Le 14 juin 827, les flottes alliées quittèrent la baie de Sousse et, après trois jours, atteignirent Mazara, dans le sud-ouest de la Sicile, où elles débarquèrent. Là, elles furent rejointes par des soldats loyaux à Euphémius mais l’alliance commença rapidement à se fissurer : un détachement musulman prit par erreur certains partisans d’Euphémius pour des troupes loyalistes et une escarmouche éclata. Bien que les troupes d’Euphémius aient reçu l’ordre de placer une brindille sur leur casque comme signe distinctif, Asad annonça son intention de mener la campagne sans elles. Il est clair qu’Euphémius avait déjà perdu le contrôle de la campagne au profit d’Asad et que l’armée d’invasion, en tout état de cause massivement musulmane, servait d’autres objectifs que les siens. Peu après, Balata, qui semble avoir repris les fonctions, sinon le titre, de gouverneur impérial de l’île, apparut à proximité. Les musulmans battirent Balata, qui se replia d’abord à Enna, puis en Calabre sur le continent italien, où il espérait rassembler plus de troupes. Au lieu de cela, il mourut peu après son arrivée. Michel resta à la tête de Palerme, mais ailleurs sur l’île, la résistance semble avoir été minime. Asad se dirigea vers Syracuse mais interrompit son avancée lorsqu’une ambassade de la ville proposa de payer tribut aux musulmans. À ce moment, Euphémius commença à regretter son alliance avec les Aghlabides et entra en contact secret avec les impériaux, les incitant à résister aux Arabes. Ayant gagné du temps pour préparer leurs défenses, les habitants de Syracuse refusèrent de payer le reste du tribut et les musulmans entreprirent le siège de Syracuse. Le siège dura jusqu’au printemps 828, lorsqu’une épidémie emporta Asad et que l’arrivée d’une flotte byzantine força les musulmans à abandonner l’entreprise. Les Arabes tentèrent même de regagner l’Ifriqiya mais furent empêchés par les navires byzantins. Déçue, l’armée musulmane brûla ses navires et se replia par voie terrestre jusqu’au château de Mineo, qu’elle captura.

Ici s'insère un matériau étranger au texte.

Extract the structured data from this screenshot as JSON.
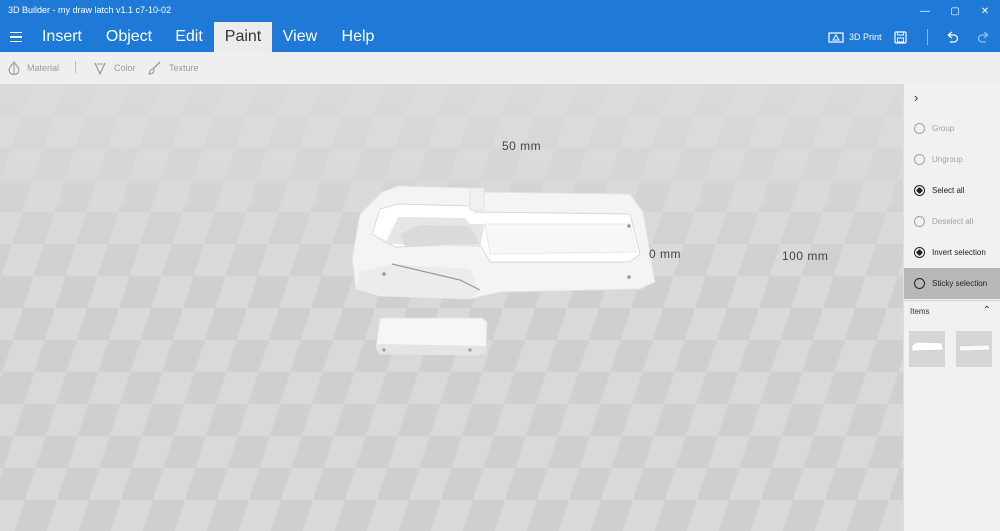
{
  "window": {
    "title": "3D Builder - my draw latch v1.1 c7-10-02",
    "controls": {
      "minimize": "—",
      "maximize": "▢",
      "close": "✕"
    }
  },
  "menu": {
    "hamburger_icon": "hamburger-icon",
    "items": [
      "Insert",
      "Object",
      "Edit",
      "Paint",
      "View",
      "Help"
    ],
    "active": "Paint",
    "print_label": "3D Print"
  },
  "paint_toolbar": {
    "material": "Material",
    "color": "Color",
    "texture": "Texture"
  },
  "viewport": {
    "labels": {
      "top": "50 mm",
      "middle": "0 mm",
      "right": "100 mm"
    }
  },
  "panel": {
    "buttons": [
      {
        "label": "Group",
        "state": "disabled"
      },
      {
        "label": "Ungroup",
        "state": "disabled"
      },
      {
        "label": "Select all",
        "state": "enabled"
      },
      {
        "label": "Deselect all",
        "state": "disabled"
      },
      {
        "label": "Invert selection",
        "state": "enabled"
      },
      {
        "label": "Sticky selection",
        "state": "active"
      }
    ],
    "items_header": "Items"
  },
  "colors": {
    "accent": "#1e7ad6",
    "viewport_light": "#d9d9d9",
    "viewport_dark": "#cccccc",
    "active_button": "#b8b8b8"
  }
}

Après la reddition de Mineo, l’armée musulmane se divisa, une partie prit Agrigente à l’ouest, tandis que l’autre, accompagnée d’Euphémius, attaqua Enna. La garnison d’Enna entama des négociations, offrant de reconnaître l’autorité d’Euphémius s’il tenait les musulmans à l’écart. Confiant dans son succès, Euphémius, avec une petite escorte, alla à la rencontre de deux frères désignés comme émissaires et fut poignardé à mort. On ignore ce qu’il advint de ses partisans après sa mort, qu’ils se soient dispersés ou aient continué à combattre aux côtés des musulmans.